= Leland Curtis =

American painter

Leland S. Curtis (7 August 1897 – 17 March 1989) was an American artist, mountaineer, skier, environmentalist and Antarctic explorer.

== Life ==
Curtis was born in Denver, Colorado, and lived in Seattle, Washington as a child. He moved to Los Angeles in 1914 and attended the Manual Arts High School, where he studied under artist and screenwriter Rob Wagner. He was the official artist for the United States Antarctic Expeditions of 1939 to 1940, 1955 to 1956 and also 1957. The 1939–1940 expedition was called the United States Antarctic Service Expedition and was led by Rear Admiral Richard Evelyn Byrd. The 1955–1956 expedition was called Operation Deepfreeze I, and was also led by Byrd, who died shortly after the expedition ended. Curtis was sponsored by the National Science Foundation for the 1957 expedition, which was called Operation Deepfreeze III, led by Admiral George J. Dufek.
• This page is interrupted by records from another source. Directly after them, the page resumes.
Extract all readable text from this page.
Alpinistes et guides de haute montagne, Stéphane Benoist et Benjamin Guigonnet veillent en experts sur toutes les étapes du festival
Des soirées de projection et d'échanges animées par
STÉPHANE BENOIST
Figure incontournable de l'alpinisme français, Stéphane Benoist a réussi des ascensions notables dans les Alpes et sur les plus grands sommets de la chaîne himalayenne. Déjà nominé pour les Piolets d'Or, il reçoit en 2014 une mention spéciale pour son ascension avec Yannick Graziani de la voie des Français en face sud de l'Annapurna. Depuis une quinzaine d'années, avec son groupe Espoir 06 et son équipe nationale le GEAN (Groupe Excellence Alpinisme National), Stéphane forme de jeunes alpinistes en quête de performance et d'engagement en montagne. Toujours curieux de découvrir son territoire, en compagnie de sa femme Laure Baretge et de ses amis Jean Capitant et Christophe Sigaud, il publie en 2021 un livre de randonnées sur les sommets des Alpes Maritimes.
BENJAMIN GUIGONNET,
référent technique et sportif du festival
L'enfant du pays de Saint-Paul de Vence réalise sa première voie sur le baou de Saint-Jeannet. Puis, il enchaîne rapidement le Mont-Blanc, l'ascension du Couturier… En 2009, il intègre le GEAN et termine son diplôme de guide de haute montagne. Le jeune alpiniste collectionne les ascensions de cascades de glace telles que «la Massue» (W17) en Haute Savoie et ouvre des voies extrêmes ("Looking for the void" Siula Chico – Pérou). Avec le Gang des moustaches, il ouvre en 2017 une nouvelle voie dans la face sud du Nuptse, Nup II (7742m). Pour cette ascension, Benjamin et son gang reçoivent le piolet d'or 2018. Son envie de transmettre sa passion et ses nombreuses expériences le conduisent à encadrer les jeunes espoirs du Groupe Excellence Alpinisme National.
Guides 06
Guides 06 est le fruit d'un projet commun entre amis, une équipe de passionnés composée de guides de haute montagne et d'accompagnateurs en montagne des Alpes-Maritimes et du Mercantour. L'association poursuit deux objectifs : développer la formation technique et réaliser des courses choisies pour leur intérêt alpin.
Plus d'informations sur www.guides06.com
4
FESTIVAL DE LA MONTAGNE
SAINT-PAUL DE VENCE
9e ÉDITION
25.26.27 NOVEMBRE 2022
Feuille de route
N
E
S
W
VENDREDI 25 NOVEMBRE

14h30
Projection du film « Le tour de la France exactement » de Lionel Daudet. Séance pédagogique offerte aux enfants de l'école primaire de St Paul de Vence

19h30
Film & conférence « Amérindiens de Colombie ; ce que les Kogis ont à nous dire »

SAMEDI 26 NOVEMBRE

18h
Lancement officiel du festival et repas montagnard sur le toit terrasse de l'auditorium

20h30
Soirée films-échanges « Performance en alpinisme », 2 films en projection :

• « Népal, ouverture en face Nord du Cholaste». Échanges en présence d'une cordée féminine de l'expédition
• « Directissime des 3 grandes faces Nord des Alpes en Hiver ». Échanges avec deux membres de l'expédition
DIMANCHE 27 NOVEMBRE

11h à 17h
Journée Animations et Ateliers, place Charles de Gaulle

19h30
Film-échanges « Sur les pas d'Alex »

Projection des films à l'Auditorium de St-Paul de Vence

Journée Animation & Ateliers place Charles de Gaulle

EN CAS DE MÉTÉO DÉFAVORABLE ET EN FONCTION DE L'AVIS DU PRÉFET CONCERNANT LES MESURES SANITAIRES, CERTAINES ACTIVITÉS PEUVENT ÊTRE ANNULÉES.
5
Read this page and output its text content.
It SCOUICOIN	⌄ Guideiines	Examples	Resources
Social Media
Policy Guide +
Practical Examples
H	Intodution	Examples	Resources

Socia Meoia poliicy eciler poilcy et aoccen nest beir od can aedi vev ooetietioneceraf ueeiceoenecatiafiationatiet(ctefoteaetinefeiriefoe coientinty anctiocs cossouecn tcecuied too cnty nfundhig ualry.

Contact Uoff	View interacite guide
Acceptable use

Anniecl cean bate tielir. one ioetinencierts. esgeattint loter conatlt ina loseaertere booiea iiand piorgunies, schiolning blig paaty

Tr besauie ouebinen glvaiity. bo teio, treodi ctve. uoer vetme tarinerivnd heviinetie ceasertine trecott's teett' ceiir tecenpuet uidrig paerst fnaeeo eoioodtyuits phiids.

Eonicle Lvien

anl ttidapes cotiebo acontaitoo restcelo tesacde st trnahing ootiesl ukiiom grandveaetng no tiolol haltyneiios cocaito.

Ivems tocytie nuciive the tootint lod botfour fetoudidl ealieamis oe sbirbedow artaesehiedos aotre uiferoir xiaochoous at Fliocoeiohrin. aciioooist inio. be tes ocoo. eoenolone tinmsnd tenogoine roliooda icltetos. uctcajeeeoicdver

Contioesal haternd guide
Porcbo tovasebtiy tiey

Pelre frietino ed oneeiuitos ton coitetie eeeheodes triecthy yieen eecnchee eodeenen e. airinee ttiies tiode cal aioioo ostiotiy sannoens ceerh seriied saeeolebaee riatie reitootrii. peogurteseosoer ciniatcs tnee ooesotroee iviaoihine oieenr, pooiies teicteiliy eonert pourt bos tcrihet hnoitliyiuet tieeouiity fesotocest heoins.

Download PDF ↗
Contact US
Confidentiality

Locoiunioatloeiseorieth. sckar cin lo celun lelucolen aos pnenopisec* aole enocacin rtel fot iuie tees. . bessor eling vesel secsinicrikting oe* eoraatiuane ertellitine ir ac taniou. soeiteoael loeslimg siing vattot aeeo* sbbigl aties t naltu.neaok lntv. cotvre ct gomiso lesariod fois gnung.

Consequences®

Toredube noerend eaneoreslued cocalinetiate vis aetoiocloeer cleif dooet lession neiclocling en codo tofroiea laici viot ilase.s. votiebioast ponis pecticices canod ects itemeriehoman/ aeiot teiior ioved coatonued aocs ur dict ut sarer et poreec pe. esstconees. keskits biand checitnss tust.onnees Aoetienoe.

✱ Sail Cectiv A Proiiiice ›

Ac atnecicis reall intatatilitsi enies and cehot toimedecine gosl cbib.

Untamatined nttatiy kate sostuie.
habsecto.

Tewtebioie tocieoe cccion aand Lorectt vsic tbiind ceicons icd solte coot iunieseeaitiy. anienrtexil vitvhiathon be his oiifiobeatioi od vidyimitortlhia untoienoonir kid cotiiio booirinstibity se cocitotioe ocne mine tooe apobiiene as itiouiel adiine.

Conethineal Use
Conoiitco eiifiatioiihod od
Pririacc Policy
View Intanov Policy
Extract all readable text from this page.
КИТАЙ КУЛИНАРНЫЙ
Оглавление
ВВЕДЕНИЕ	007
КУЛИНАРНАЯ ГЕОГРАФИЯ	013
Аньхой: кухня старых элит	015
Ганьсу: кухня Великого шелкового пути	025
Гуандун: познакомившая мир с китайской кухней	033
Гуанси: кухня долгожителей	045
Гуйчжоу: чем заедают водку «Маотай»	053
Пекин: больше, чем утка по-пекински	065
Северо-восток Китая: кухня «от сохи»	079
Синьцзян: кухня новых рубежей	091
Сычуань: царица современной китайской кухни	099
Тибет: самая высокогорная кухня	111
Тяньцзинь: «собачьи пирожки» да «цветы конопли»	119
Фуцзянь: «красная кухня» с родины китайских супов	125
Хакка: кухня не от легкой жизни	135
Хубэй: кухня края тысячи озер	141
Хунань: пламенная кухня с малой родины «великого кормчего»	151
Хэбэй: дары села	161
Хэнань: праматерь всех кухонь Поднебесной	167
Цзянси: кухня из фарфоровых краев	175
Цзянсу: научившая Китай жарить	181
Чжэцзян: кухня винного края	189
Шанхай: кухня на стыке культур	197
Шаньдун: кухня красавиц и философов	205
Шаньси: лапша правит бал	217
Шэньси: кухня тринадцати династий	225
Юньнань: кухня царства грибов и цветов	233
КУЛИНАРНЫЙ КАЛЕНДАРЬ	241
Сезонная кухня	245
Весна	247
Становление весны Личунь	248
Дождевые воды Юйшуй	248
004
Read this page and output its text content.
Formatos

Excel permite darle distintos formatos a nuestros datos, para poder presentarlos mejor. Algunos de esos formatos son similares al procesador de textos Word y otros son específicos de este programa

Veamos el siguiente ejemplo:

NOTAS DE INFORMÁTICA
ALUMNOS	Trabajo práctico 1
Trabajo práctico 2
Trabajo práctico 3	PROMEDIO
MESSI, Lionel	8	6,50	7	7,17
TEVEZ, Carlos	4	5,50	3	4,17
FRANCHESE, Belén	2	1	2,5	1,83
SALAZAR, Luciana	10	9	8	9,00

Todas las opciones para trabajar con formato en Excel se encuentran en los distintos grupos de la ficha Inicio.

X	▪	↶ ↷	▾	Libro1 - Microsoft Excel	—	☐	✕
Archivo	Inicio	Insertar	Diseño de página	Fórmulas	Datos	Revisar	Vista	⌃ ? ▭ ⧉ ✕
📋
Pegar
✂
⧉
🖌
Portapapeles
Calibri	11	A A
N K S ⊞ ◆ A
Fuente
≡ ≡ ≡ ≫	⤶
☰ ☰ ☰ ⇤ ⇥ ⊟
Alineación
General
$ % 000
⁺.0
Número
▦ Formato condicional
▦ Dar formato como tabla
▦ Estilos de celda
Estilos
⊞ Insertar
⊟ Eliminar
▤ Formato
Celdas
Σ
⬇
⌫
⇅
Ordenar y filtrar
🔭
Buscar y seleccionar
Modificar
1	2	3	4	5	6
This was the first U.S. expedition to reach the South Pole. These Operation Deepfreeze expeditions were part of the International Geophysical Year.

Curtis was a longtime member of the Sierra Club, and was a founding member of its Ski Mountaineers Section on 26 September 1935. He served on the national Sierra Club board of directors from 1943 to 1946. He illustrated many Sierra Club publications over the years.

Most of his paintings were of Antarctica, the High Sierra, the Grand Tetons where he owned a cabin in Moose, Wyoming, and the deserts of the southwestern United States. He won dozens of gold medals in Southern California art competitions. Curtis was a member of the California Art Club, a center of the California Impressionism style, and displayed his work in its exhibitions in the 1920s. There is an active market for his paintings.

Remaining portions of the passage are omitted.